|The total market for flexible substrates will grow to US$1.2 bln by 2017, as per NanoMarkets. Demand for these materials is being driven by a wave of interest of adding flexibility in displays, solar panels and sensors as a way to expand markets in difficult times. Despite the considerable hype about flexible displays, much larger revenues for flexible substrate makers will come from the building-integrated PV (BIPV) sector. Substrates for flexible solar panels will account for US$536 mln in 2017. BIPV introduces a new architectural aesthetic and enables the costs of PV to be shared with the building fabric costs; flexible substrates will be a key enabling technology for these trends. Flexible solar panels will also be easier to transport and install. The earliest flexible substrates revenues will come from roll-to-roll (R2R) fabrication. R2R promises low-cost displays, lighting, RFID, etc. But there are still major challenges to be overcome in R2R since such processes often produce lower performance devices. These problems are expected to be resolved and the market for R2R flexible substrates will then explode. Meanwhile, the materials used for flexible substrates will change. The report predicts a major trend towards low-cost polymer substrates such as PET, as dramatic reductions in processing temperatures occur. This will also require more use of organic semiconductors. In addition, NanoMarkets sees flexible glass becoming a substantial market, if this material can support the same process technologies used for rigid glass displays. There will also be niche market for such novel flexible substrates as paper and textiles. Nonetheless, it is expected that the flexible substrates that are used to today will continue to take a significant share of the market. Metal substrates are already in widespread use (notably in the PV industry). Where strong, inert, cheap substrates are desired, stainless steel will remain a popular choice. Polyamide films are most likely to succeed in the long run where processing conditions are gentlest; printed PV would be an example here.

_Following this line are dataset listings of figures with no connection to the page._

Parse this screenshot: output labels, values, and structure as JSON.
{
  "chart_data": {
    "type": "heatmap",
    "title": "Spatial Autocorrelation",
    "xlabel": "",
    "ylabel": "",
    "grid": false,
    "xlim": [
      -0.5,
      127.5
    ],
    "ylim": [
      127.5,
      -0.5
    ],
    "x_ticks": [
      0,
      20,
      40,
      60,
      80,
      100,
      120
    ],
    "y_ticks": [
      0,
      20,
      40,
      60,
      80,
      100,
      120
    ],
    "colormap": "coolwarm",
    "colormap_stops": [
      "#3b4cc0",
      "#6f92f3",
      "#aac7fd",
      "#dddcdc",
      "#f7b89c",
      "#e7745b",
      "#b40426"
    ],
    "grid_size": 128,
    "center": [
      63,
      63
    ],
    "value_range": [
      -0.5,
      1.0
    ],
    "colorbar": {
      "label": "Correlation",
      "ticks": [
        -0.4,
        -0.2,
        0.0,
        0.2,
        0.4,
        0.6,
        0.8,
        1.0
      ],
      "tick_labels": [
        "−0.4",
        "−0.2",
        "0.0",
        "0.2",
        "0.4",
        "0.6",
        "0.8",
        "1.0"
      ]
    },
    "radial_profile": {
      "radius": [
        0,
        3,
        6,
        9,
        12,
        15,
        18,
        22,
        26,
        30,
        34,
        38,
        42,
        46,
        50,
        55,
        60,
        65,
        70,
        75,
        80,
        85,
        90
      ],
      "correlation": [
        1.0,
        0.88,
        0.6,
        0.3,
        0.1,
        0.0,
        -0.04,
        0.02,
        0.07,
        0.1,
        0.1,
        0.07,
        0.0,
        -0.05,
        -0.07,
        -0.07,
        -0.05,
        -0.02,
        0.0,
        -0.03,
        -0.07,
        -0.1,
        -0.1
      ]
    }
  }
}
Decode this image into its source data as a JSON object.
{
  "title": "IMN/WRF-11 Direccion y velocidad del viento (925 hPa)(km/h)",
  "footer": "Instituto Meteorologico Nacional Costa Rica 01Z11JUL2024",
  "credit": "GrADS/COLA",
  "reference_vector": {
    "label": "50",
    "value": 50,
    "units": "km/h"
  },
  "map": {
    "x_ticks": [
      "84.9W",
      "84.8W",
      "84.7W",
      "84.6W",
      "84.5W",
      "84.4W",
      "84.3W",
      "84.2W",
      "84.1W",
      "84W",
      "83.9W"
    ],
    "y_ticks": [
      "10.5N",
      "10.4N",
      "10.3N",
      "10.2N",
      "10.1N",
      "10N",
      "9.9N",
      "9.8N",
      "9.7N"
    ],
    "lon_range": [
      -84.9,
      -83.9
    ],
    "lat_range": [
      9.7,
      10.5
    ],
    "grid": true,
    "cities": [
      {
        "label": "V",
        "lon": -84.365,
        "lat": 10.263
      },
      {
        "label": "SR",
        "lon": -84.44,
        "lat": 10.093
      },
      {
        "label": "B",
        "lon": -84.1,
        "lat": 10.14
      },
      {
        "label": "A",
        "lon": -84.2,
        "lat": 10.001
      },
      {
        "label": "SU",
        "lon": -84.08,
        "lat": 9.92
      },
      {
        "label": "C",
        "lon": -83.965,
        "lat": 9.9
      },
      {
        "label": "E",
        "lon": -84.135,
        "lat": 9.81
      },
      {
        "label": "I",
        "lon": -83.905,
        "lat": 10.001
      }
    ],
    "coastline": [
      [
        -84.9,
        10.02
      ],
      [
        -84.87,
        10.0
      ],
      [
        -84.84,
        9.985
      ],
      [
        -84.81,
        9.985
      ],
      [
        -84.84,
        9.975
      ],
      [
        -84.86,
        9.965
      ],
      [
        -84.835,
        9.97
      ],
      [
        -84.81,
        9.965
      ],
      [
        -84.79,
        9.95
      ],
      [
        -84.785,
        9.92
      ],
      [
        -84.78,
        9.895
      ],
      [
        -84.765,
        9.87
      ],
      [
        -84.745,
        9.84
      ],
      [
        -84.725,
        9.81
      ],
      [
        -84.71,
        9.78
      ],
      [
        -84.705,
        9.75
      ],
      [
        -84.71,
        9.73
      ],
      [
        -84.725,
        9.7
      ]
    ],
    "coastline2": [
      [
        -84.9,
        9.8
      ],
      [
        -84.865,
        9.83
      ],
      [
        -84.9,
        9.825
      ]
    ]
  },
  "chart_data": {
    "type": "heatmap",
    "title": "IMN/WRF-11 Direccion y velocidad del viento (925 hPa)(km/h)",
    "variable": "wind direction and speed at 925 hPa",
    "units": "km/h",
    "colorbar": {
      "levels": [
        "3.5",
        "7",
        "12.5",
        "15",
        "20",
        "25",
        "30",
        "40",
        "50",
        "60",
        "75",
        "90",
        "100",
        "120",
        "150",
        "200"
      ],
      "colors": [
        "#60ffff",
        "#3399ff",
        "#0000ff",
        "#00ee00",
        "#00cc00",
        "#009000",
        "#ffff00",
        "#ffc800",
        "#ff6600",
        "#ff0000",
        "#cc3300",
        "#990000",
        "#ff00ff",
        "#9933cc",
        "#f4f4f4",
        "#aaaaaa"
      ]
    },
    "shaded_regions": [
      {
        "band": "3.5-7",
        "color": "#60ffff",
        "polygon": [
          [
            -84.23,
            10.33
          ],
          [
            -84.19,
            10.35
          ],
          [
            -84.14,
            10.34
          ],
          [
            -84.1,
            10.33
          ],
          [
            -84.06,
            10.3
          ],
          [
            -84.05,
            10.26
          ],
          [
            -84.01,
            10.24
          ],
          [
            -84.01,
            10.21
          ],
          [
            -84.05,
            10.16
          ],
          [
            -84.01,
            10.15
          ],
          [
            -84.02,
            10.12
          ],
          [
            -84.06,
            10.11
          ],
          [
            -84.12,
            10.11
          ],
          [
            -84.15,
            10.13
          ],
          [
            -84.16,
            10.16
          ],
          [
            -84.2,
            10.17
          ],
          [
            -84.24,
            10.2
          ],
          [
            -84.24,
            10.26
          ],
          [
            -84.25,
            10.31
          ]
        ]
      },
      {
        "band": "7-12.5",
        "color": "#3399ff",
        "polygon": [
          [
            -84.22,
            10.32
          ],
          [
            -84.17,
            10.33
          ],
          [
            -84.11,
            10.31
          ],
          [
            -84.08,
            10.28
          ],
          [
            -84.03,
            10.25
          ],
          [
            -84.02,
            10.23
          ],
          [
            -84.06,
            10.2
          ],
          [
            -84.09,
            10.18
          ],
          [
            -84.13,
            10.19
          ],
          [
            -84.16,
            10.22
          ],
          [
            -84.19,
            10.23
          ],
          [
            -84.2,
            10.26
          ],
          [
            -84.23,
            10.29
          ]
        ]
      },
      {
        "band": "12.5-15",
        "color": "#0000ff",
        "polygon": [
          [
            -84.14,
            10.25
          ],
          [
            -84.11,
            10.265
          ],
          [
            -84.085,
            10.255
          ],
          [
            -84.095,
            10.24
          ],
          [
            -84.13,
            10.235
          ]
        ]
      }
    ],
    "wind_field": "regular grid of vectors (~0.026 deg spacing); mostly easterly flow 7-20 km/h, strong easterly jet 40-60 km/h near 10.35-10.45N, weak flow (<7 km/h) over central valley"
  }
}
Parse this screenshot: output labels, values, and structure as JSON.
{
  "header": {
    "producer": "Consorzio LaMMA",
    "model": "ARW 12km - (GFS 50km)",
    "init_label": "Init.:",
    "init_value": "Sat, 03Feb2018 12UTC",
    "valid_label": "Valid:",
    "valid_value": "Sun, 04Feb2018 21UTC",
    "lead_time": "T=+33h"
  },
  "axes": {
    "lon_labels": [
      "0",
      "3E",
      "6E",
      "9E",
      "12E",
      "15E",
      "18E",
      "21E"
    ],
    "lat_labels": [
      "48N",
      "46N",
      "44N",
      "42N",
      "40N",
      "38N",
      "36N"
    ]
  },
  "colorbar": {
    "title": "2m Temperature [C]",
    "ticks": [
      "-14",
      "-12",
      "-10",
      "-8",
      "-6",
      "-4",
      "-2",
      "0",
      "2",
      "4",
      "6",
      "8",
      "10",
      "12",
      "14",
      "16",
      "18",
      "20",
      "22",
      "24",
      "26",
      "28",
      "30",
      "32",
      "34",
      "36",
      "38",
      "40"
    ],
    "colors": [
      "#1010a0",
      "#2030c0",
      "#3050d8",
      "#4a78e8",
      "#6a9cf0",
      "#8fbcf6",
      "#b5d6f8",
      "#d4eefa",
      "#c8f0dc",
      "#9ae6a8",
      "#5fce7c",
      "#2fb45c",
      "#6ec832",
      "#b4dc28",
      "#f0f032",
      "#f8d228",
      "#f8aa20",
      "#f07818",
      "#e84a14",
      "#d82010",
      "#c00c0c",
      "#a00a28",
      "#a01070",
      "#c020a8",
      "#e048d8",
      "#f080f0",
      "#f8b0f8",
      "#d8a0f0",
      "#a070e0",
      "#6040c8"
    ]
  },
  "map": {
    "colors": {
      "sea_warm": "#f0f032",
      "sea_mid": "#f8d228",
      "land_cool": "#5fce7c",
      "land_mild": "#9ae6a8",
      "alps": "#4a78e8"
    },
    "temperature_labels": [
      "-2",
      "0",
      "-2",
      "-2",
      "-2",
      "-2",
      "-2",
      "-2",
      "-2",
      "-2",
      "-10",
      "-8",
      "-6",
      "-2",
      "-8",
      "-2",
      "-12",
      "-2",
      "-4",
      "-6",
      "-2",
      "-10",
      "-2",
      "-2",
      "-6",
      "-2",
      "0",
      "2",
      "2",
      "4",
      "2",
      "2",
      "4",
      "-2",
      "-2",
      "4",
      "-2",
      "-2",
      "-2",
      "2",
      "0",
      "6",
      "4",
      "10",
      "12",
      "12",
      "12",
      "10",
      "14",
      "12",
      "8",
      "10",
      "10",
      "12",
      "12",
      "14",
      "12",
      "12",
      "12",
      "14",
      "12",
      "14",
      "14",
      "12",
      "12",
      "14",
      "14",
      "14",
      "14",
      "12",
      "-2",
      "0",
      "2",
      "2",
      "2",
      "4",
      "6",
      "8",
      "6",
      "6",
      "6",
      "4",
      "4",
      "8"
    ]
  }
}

The high sensitivity to air and water vapor of thin-film PV (TFPV) is a factor that increasingly retards the market for this technology. TFPV got its big chance during the silicon shortage era, during which conventional crystalline silicon was held back by lack of availability of its main raw material. Now that the silicon shortage is over, there is a burden on the manufacturers of the newer forms of PV to find new ways to compete with c-Si modules. Newer forms of PV are often touted for their flexibility, but the fact is that today they consist overwhelmingly of fully glass-encapsulated modules. Rigid substrates also prevent new types of PV achieving cost advantages to the extent that they are barred from adopting R2R manufacturing processes. The apparently natural fit of TFPV for mobile PV and building integrated PV (BIPV) will also only be realized if more flexibility and higher performance encapsulation becomes possible. Nonetheless, flexible PV options have been slow to develop, in many cases primarily because flexible encapsulation options are considered cost prohibitive or technically inferior. As a result there seems to be opportunities for materials firms to come up with improved encapsulation and substrate options; ones that enable TFPV to better meet its promise.
In total, the TFPV substrate/encapsulation market is expected to reach US$1.3 bln by 2015, going on to reach US$1.8 bln by 2017. And while some of the most advanced encapsulation systems have proved difficult to develop and come with a high cost, several areas have been identified where these systems are beginning to make economic sense, most notably in the CIGS sector.